Problem #1 – the main road out of town hasn’t been built yet. Driving slowly through cow-jams and past roadworks with no roadworkers, the road gradually turns to dirt dotted with potholes and crossed with water-worn runnels. A few miles more and the road has disappeared altogether, and with it go our hopes of an easy drive.

Problem #2 – gravity. We wind our way up into the mountains, negotiating switchback after switchback, with a precipitously craggy hillside plummeting down to our left. Driving on, we try to ignore the daunting maw of the river raging at the bottom of this precipice, and we huddle ever further into the safe shadows of the vertiginous cliffs looming above us on our right.

Problem #3 – steadily narrowing roads. Now BiRT is 2.4m wide (a waistline slightly larger than most local trucks) while most roads are about 2.5m wide. No problem therefore, until oncoming traffic comes careening round the blind mountain corners, which it does terrifyingly often. More than once we scrape the side of our poor truck against the wall just to keep all the wheels on the road and not over the edge!

Problem #4 – with BiRT’s above-average waistline comes above average weight (18 tonnes – we keep trying to put her on a diet but she seems to finds weight loss quite tricky.) Ripples of panic and distress are common as the edges of the road repeatedly crumble under her weighty mass, and 17 pairs of eyes watch small pieces of blacktop tumbling down and down and down and down and down and....

All the while, you are driving and the responsibility for these 17 lives sits firmly on your petrified shoulders.

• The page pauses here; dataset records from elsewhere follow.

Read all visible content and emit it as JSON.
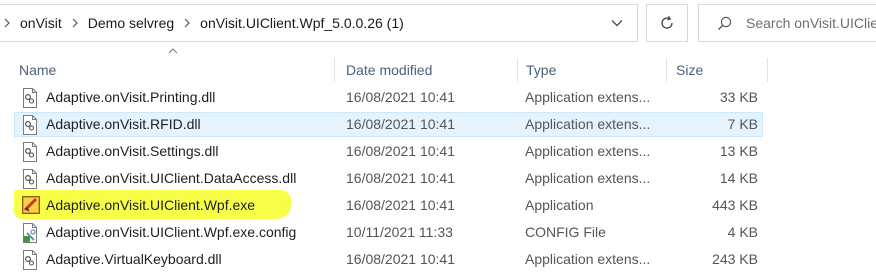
{
  "address_bar": {
    "crumbs": [
      "onVisit",
      "Demo selvreg",
      "onVisit.UIClient.Wpf_5.0.0.26 (1)"
    ]
  },
  "search": {
    "placeholder": "Search onVisit.UIClient.Wpf_5.0.0.26 (1)"
  },
  "columns": {
    "name": "Name",
    "date": "Date modified",
    "type": "Type",
    "size": "Size"
  },
  "files": [
    {
      "name": "Adaptive.onVisit.Printing.dll",
      "date": "16/08/2021 10:41",
      "type": "Application extens...",
      "size": "33 KB",
      "icon": "dll-icon"
    },
    {
      "name": "Adaptive.onVisit.RFID.dll",
      "date": "16/08/2021 10:41",
      "type": "Application extens...",
      "size": "7 KB",
      "icon": "dll-icon",
      "selected": true
    },
    {
      "name": "Adaptive.onVisit.Settings.dll",
      "date": "16/08/2021 10:41",
      "type": "Application extens...",
      "size": "13 KB",
      "icon": "dll-icon"
    },
    {
      "name": "Adaptive.onVisit.UIClient.DataAccess.dll",
      "date": "16/08/2021 10:41",
      "type": "Application extens...",
      "size": "14 KB",
      "icon": "dll-icon"
    },
    {
      "name": "Adaptive.onVisit.UIClient.Wpf.exe",
      "date": "16/08/2021 10:41",
      "type": "Application",
      "size": "443 KB",
      "icon": "exe-app-icon",
      "highlighted": true
    },
    {
      "name": "Adaptive.onVisit.UIClient.Wpf.exe.config",
      "date": "10/11/2021 11:33",
      "type": "CONFIG File",
      "size": "4 KB",
      "icon": "config-file-icon"
    },
    {
      "name": "Adaptive.VirtualKeyboard.dll",
      "date": "16/08/2021 10:41",
      "type": "Application extens...",
      "size": "243 KB",
      "icon": "dll-icon"
    }
  ],
  "colors": {
    "highlight": "#f6ff3a",
    "selection": "#e5f3ff",
    "header_text": "#4c607a"
  }
}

Problem #5 – not only is BiRT fat and heavy, but at 4.1m she is also really quite tall. Unfortunately, the road has often literally been cut out of the hillside. Worryingly frequently, on many of the scariest corners, the road is nothing more than a skinny band of crumbling tarmac with a rocky roof jutting out ominously above it, often only a few inches higher than BiRT.

Reversing is impossible anywhere because the road is too small, and the moment we hit a ‘ceiling’ a few inches lower than our roof, we’d be faced with grinding our entire roof off

And so it continues for mile after beautifully green sub-Himalayan mile, and hour after slow, silent and tense hour. That nothing catastrophic happens that day is miraculous, and to say that Pete's nerves are a little frayed at the end of it would be an understatement of stratospheric proportions.

Day 2 dawns. Day 2 working on your new job.

Problem #6 – a bridge 2 inches lower than the top of BiRT. Cue wading through a fast flowing glacial melt river to see if we can find a ford through it, we decide that we can’t and commit to a 65km detour on even smaller roads.

Problem #7 – paddy fields. We turn up the narrowest road we’ve seen yet, we slow to about 10kph and pootle uphill for about 4km before we round a corner to find our path blocked by an oncoming truck.

We try to get past it. We fail. Instead, we drive straight into a paddy field. Our wheels are dragged deep into the bog, the suction stops us dead and we are going nowhere.

Oops!

Now add up the costs and consequences:

4 days to find vehicles that are capable of extracting 18 tonnes of metal from a sucking bog.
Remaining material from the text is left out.